Everything commenced with a decent undercoat of grey primer. The wheels were left separate at thi sstage, as was the tow bar and one of the MG mounts. A couple of days later the main coat of Tamiya XF57 (Buff) was sprayed on and again left for a couple days. The Buff provides a good base for the weathering and shading that followed. It's lighter than the typical British Army Sand, but the weathering process darkens the shade.
Weathering was a mix of thinned oil paints to add texture and shading to the base coat, along with some careful dry-brushing using XF-55 (Deck Tan) - don't be tempted by Tamiya's newer shade of XF-78 (Wooden Deck Tan) which is more of a desert sand colour and too close to the base coat of Buff.
No markings are provided in the kit and to be honest, there are very few tactical markings present on operational vehicles. However, there are a significant number of 'NO STEP' stencils and I wanted to replicate these. The text was created in a graphics package, although MS Word would be a simple option for this type of stencil too. The text was designed very large, but the image was then printed at only 6% of it's nominal size in order to maintain a high quality level. Several test prints onto ordinary white paper were tried first in order to determine the best combinations of size and definition, before a final print was done onto clear decal film. The decal film is inkjet printer compatible, but the designs need to be sealed onto the surface with a coat of clear varnish before they are used (as standard waterslide decals). Also created were a pair of registration plates, using photos of actual vehicles to ensure the registration sequence was accurate for a Foxhound.
Application of the decals followed a familiar pattern. Areas to be decalled were coated with Johnson's Klear to provide a glossy, smooth surface.
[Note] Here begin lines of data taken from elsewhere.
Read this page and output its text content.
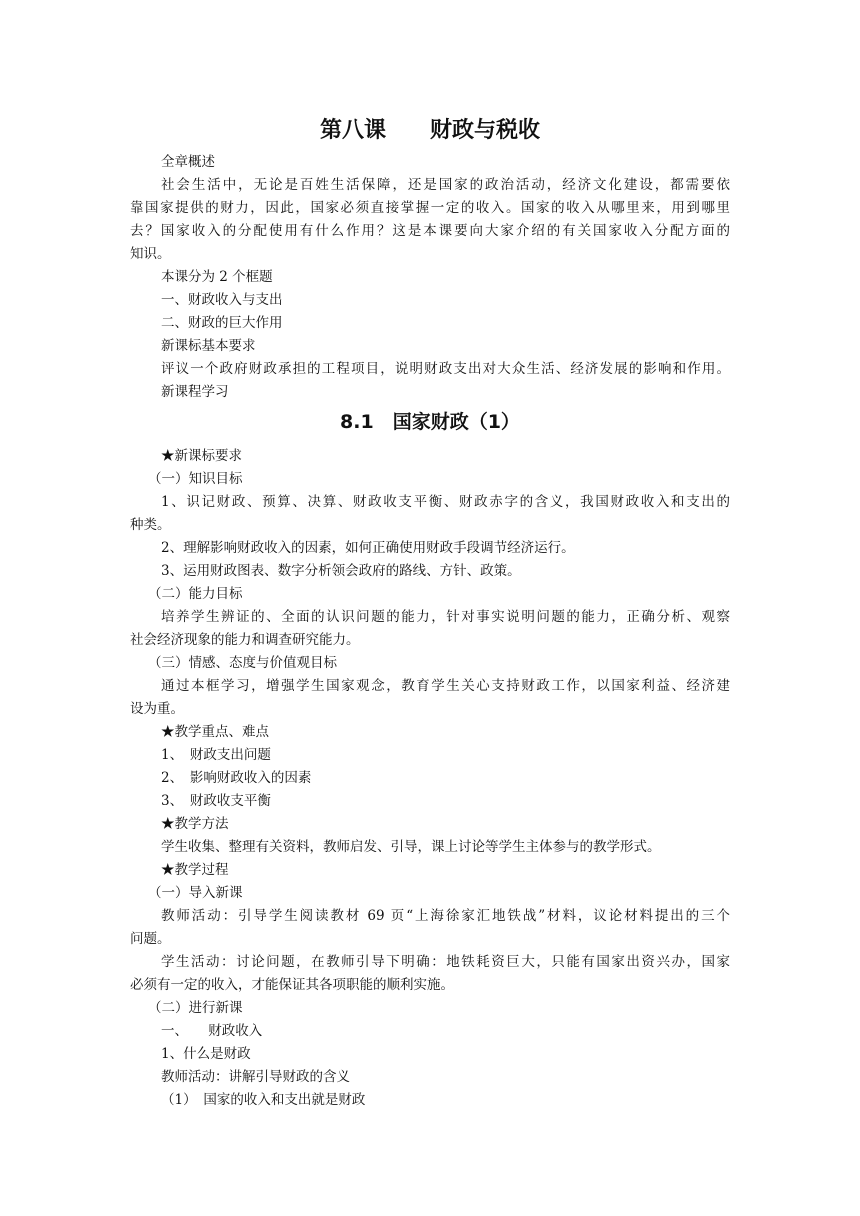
第八课　　财政与税收
全章概述
社会生活中，无论是百姓生活保障，还是国家的政治活动，经济文化建设，都需要依
靠国家提供的财力，因此，国家必须直接掌握一定的收入。国家的收入从哪里来，用到哪里
去？国家收入的分配使用有什么作用？这是本课要向大家介绍的有关国家收入分配方面的
知识。
本课分为 2 个框题
一、财政收入与支出
二、财政的巨大作用
新课标基本要求
评议一个政府财政承担的工程项目，说明财政支出对大众生活、经济发展的影响和作用。
新课程学习
8.1　国家财政（1）
★新课标要求
（一）知识目标
1、识记财政、预算、决算、财政收支平衡、财政赤字的含义，我国财政收入和支出的
种类。
2、理解影响财政收入的因素，如何正确使用财政手段调节经济运行。
3、运用财政图表、数字分析领会政府的路线、方针、政策。
（二）能力目标
培养学生辨证的、全面的认识问题的能力，针对事实说明问题的能力，正确分析、观察
社会经济现象的能力和调查研究能力。
（三）情感、态度与价值观目标
通过本框学习，增强学生国家观念，教育学生关心支持财政工作，以国家利益、经济建
设为重。
★教学重点、难点
1、　财政支出问题
2、　影响财政收入的因素
3、　财政收支平衡
★教学方法
学生收集、整理有关资料，教师启发、引导，课上讨论等学生主体参与的教学形式。
★教学过程
（一）导入新课
教师活动：引导学生阅读教材 69 页“上海徐家汇地铁战”材料，议论材料提出的三个
问题。
学生活动：讨论问题，在教师引导下明确：地铁耗资巨大，只能有国家出资兴办，国家
必须有一定的收入，才能保证其各项职能的顺利实施。
（二）进行新课
一、　　财政收入
1、什么是财政
教师活动：讲解引导财政的含义
（1）　国家的收入和支出就是财政
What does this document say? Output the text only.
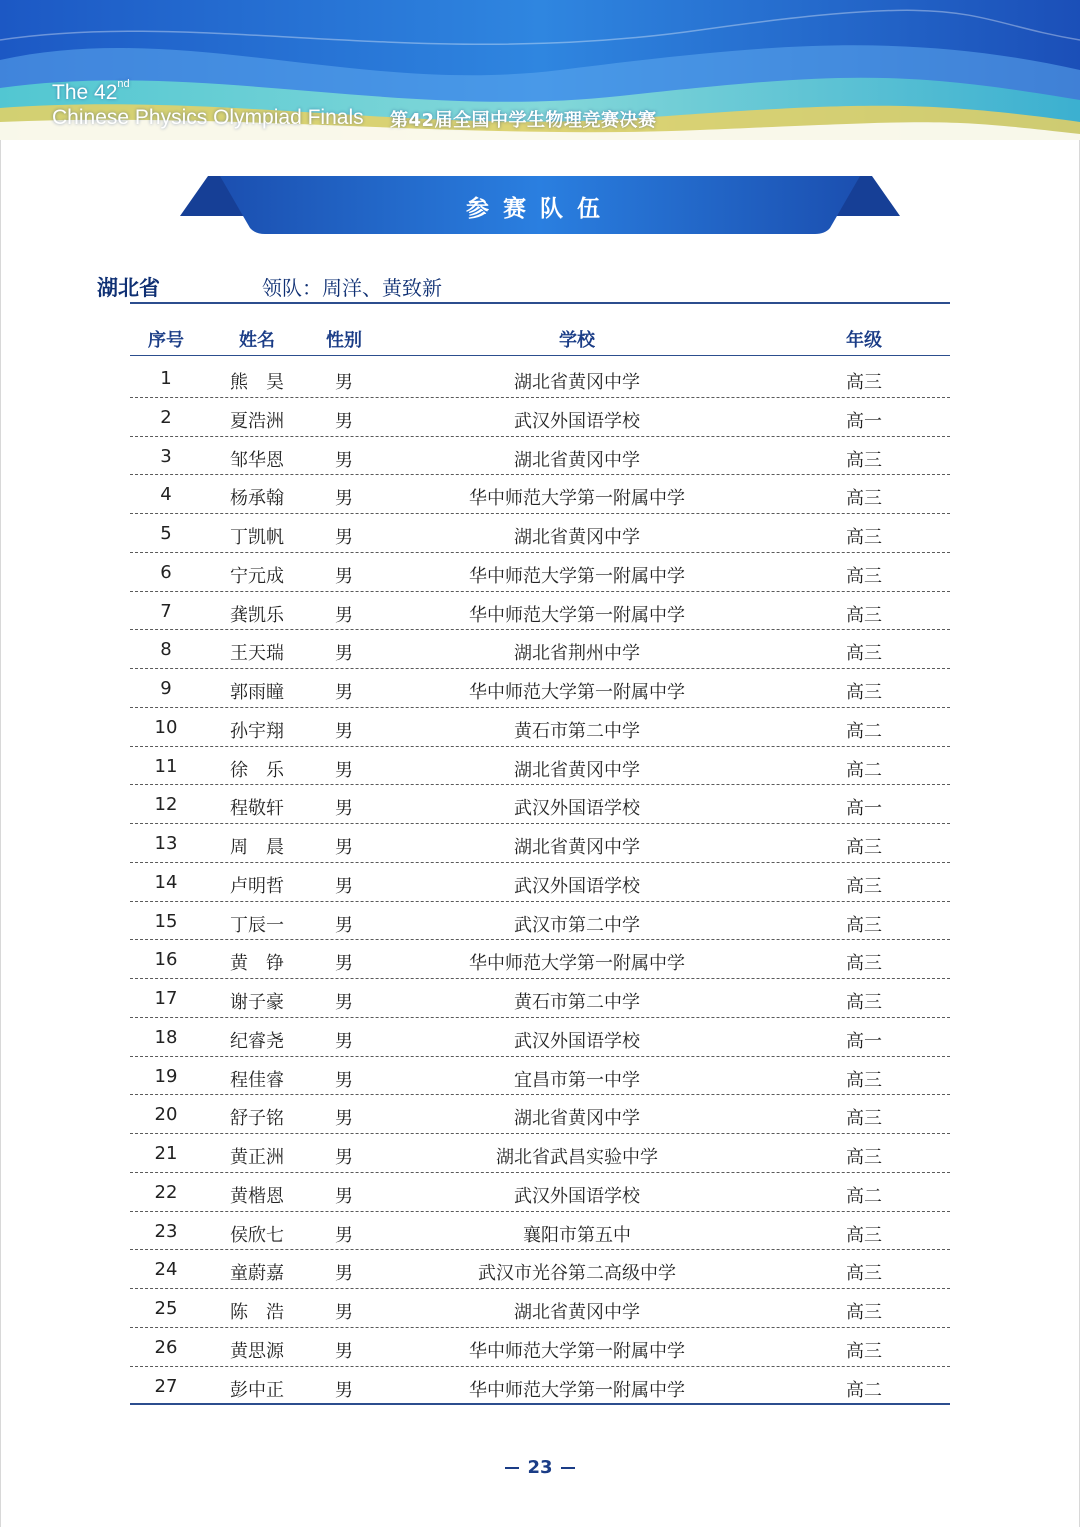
The 42nd
Chinese Physics Olympiad Finals 第42届全国中学生物理竞赛决赛
参赛队伍
湖北省	领队：周洋、黄致新
序号	姓名	性别	学校	年级
1	熊　昊	男	湖北省黄冈中学	高三
2	夏浩洲	男	武汉外国语学校	高一
3	邹华恩	男	湖北省黄冈中学	高三
4	杨承翰	男	华中师范大学第一附属中学	高三
5	丁凯帆	男	湖北省黄冈中学	高三
6	宁元成	男	华中师范大学第一附属中学	高三
7	龚凯乐	男	华中师范大学第一附属中学	高三
8	王天瑞	男	湖北省荆州中学	高三
9	郭雨瞳	男	华中师范大学第一附属中学	高三
10	孙宇翔	男	黄石市第二中学	高二
11	徐　乐	男	湖北省黄冈中学	高二
12	程敬轩	男	武汉外国语学校	高一
13	周　晨	男	湖北省黄冈中学	高三
14	卢明哲	男	武汉外国语学校	高三
15	丁辰一	男	武汉市第二中学	高三
16	黄　铮	男	华中师范大学第一附属中学	高三
17	谢子豪	男	黄石市第二中学	高三
18	纪睿尧	男	武汉外国语学校	高一
19	程佳睿	男	宜昌市第一中学	高三
20	舒子铭	男	湖北省黄冈中学	高三
21	黄正洲	男	湖北省武昌实验中学	高三
22	黄楷恩	男	武汉外国语学校	高二
23	侯欣七	男	襄阳市第五中	高三
24	童蔚嘉	男	武汉市光谷第二高级中学	高三
25	陈　浩	男	湖北省黄冈中学	高三
26	黄思源	男	华中师范大学第一附属中学	高三
27	彭中正	男	华中师范大学第一附属中学	高二
23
Once the decals had been applied, a coat of flat varnish was applied over the top.
The rear lights received an undercoat of solver, followed by top coats of clear orange and clear red as appropriate. The headlamps were replaced with suitable items from Little Lenses and the windscreen and side windows painted up in a clear blue applied over a base of mid grey.
A simple scenic base finished off the project. The Hesco bastions are from Barrage Miniatures and came free with another purchase I made from them.
Overall I really enjoyed building the Foxhound. It isn't a perfect kit and there are some dimensional errors that can't be fixed but it has the beefy look of the real vehicle and is a great subject for painting. Most of the vehicles in Afghanistan were covered in Barracuda camouflage on a permanent basis but recreating this in 1/48 scale was beyond me, so I left it well alone. Yet again, we have a good quality wargames kit that, whilst not as detailed as a scale model, responds well to a little TLC and looks the part.